The Arab Spring happened quite out of the blue for many Western foreign policy practitioners and profoundly challenged their previous approach of prioritizing (autocratic) stability and economic relations. NATO's air intervention in Libya constitutes a clear-cut policy shift, taking forceful stance against authoritarianism and for a successful democratic transition in the region.
Over a year after the unfolding of the Arab spring, the region is still in turmoil and Western actors, like NATO, are in need of a consistent strategy towards it. A successful realignment of NATO's foreign policy strategy vis-à-vis the Middle East depends on two factors: First, as foreign policy requires regional partners, it is necessary to choose the most decisive and responsive actor in the (post-)revolutionary setting. Second, an effective strategy depends on the correct assessment of NATO's key assets and their efficient implementation. In other words: NATO needs to know with whom to act and how.
The Arab Spring upheavals and the subsequent demise of Ben Ali, Mubarak, Qaddafi or Salih was only made possible through the collective efforts of a multitude of actors. In all Arab states where revolutions took place, we were able to see the collaboration of students and liberal groups, Islamist organizations, the poor masses and dissatisfied cadres of the ancien régime. Yet, it was the armed forces, which were vital for both the success of regime change and the post-revolutionary setting as the ultimate arbiters. In Tunisia as well as in Egypt, the military sided with the protesters against the former authoritarian regime. In Libya and Yemen, parts of the armed forces split from the regime and supported the challengers. Regimes that were able to suppress protests, by contrast, such as in Algeria, Bahrain or Syria (for the time being), counted on the support of their armed men. Likewise in the post-revolutionary setting, the stance of the Arab military institutions will be more than decisive for a lasting democratic transition: The Tunisian army seems to have incorporated a professional, pro-democratic outlook and supports the transition process from the barracks. The Egyptian military and those forces of Libya and Yemen still vacillate between a democratic and an autocratic stance. The new NATO strategy needs to take this central role of the Arab militaries into account and make them a core target of its policy efforts.

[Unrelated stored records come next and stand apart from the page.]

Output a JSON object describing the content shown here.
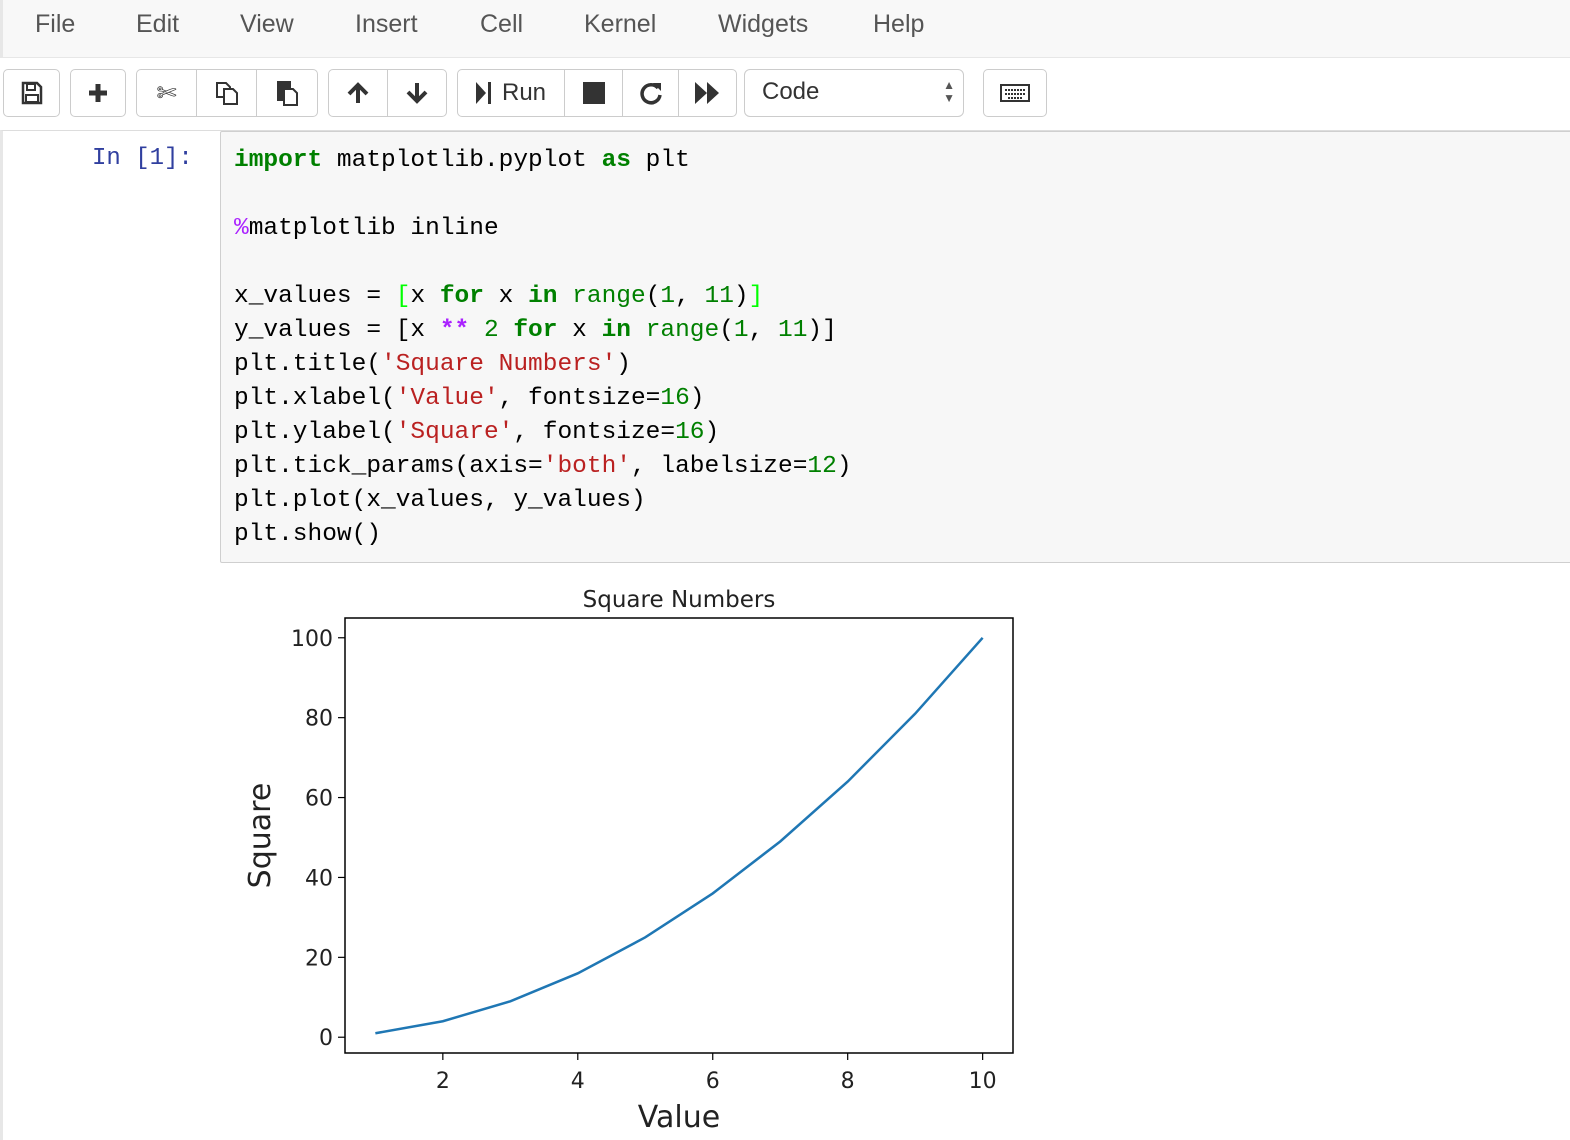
{
  "menu": [
    "File",
    "Edit",
    "View",
    "Insert",
    "Cell",
    "Kernel",
    "Widgets",
    "Help"
  ],
  "toolbar": {
    "icons": [
      "save-icon",
      "plus-icon",
      "cut-icon",
      "copy-icon",
      "paste-icon",
      "arrow-up-icon",
      "arrow-down-icon",
      "run-icon",
      "stop-icon",
      "restart-icon",
      "fast-forward-icon",
      "keyboard-icon"
    ],
    "run_label": "Run",
    "cell_type": "Code"
  },
  "cell": {
    "prompt": "In [1]:",
    "code": [
      [
        [
          "import",
          "kw"
        ],
        [
          " matplotlib.pyplot ",
          ""
        ],
        [
          "as",
          "kw"
        ],
        [
          " plt",
          ""
        ]
      ],
      [],
      [
        [
          "%",
          "magic"
        ],
        [
          "matplotlib inline",
          ""
        ]
      ],
      [],
      [
        [
          "x_values = ",
          ""
        ],
        [
          "[",
          "bracket-hl"
        ],
        [
          "x ",
          ""
        ],
        [
          "for",
          "kw"
        ],
        [
          " x ",
          ""
        ],
        [
          "in",
          "kw"
        ],
        [
          " ",
          ""
        ],
        [
          "range",
          "builtin"
        ],
        [
          "(",
          ""
        ],
        [
          "1",
          "num"
        ],
        [
          ", ",
          ""
        ],
        [
          "11",
          "num"
        ],
        [
          ")",
          ""
        ],
        [
          "]",
          "bracket-hl"
        ]
      ],
      [
        [
          "y_values = [x ",
          ""
        ],
        [
          "**",
          "op"
        ],
        [
          " ",
          ""
        ],
        [
          "2",
          "num"
        ],
        [
          " ",
          ""
        ],
        [
          "for",
          "kw"
        ],
        [
          " x ",
          ""
        ],
        [
          "in",
          "kw"
        ],
        [
          " ",
          ""
        ],
        [
          "range",
          "builtin"
        ],
        [
          "(",
          ""
        ],
        [
          "1",
          "num"
        ],
        [
          ", ",
          ""
        ],
        [
          "11",
          "num"
        ],
        [
          ")]",
          ""
        ]
      ],
      [
        [
          "plt.title(",
          ""
        ],
        [
          "'Square Numbers'",
          "str"
        ],
        [
          ")",
          ""
        ]
      ],
      [
        [
          "plt.xlabel(",
          ""
        ],
        [
          "'Value'",
          "str"
        ],
        [
          ", fontsize=",
          ""
        ],
        [
          "16",
          "num"
        ],
        [
          ")",
          ""
        ]
      ],
      [
        [
          "plt.ylabel(",
          ""
        ],
        [
          "'Square'",
          "str"
        ],
        [
          ", fontsize=",
          ""
        ],
        [
          "16",
          "num"
        ],
        [
          ")",
          ""
        ]
      ],
      [
        [
          "plt.tick_params(axis=",
          ""
        ],
        [
          "'both'",
          "str"
        ],
        [
          ", labelsize=",
          ""
        ],
        [
          "12",
          "num"
        ],
        [
          ")",
          ""
        ]
      ],
      [
        [
          "plt.plot(x_values, y_values)",
          ""
        ]
      ],
      [
        [
          "plt.show()",
          ""
        ]
      ]
    ]
  },
  "chart_data": {
    "type": "line",
    "title": "Square Numbers",
    "xlabel": "Value",
    "ylabel": "Square",
    "x": [
      1,
      2,
      3,
      4,
      5,
      6,
      7,
      8,
      9,
      10
    ],
    "series": [
      {
        "values": [
          1,
          4,
          9,
          16,
          25,
          36,
          49,
          64,
          81,
          100
        ],
        "color": "#1f77b4"
      }
    ],
    "xlim": [
      0.55,
      10.45
    ],
    "ylim": [
      -3.95,
      104.95
    ],
    "xticks": [
      2,
      4,
      6,
      8,
      10
    ],
    "yticks": [
      0,
      20,
      40,
      60,
      80,
      100
    ],
    "grid": false
  }
}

Here is where the assessment of NATO's key assets come into play: Even though NATO has significantly broadened its policy portfolio over the last decades, its unrivaled expertise and main appeal to external actors still lies in the classic military field: threat assessment, strategy development, arms cooperation and innovations in military tactics. Given these strengths, NATO is best equipped to work together with Arab militaries as the decisive actors of the transition phase, and to employ a strategy of effective conditionality. Through platforms like the Mediterranean Dialogue, NATO can share its superior military knowledge and further cooperation with the Arab armed forces, at the same time putting issues like the democratization of civil-military relations (CMR) or the public accountability of the coercive apparatus on the agenda. Only Arab armies willing to adapt structural changes (e.g. overhaul the security apparatus) and internalize democratic ideals are granted the benefits of full-scale military cooperation with NATO. In order for NATO to retain a full repertoire, issues, like weapon sales, should also be better coordinated between its member states (e.g. no German tank sales to Saudi-Arabia, like in summer 2011, without the democratization of CMR).
The policy of effective conditionality has lost its appeal to some extent, at least in the economic sphere, as autocratic economic heavyweights like China or Russia have circumvented the Western value agenda by conducting "ideology free" business. However, in the security field, conditionality is still likely to prevail as NATO's military assets are unparalleled and much wanted in the insecure environment of the Middle East. The long-term US influence on the Egyptian army is a good example of how this reciprocity can work: Over decades the USA have engrained the Egyptian military with democratic values, at the same time granting substantial military benefits. The Egyptian military not cracking down on the protesters in January 2011 was a first positive result of this policy even though the Egyptian military still has a significant distance to cover towards becoming a genuine democratic actor.
Effective conditionality has to be accompanied by an unquestionable advocacy of democracy and liberal values. The Libyan intervention was a strong start: NATO's stance towards Assad in Syria as well as the autocratic gulf monarchies (Bahrain!) codetermines its future success.
Julian C. Fuchs has just finished his Diploma degree in political science and Middle Eastern politics at the University of Erlangen-Nuremberg, Germany. He wrote his Diploma thesis on regime-military relations in Algeria and Egypt, analyzing obstacles and catalysts of regime change.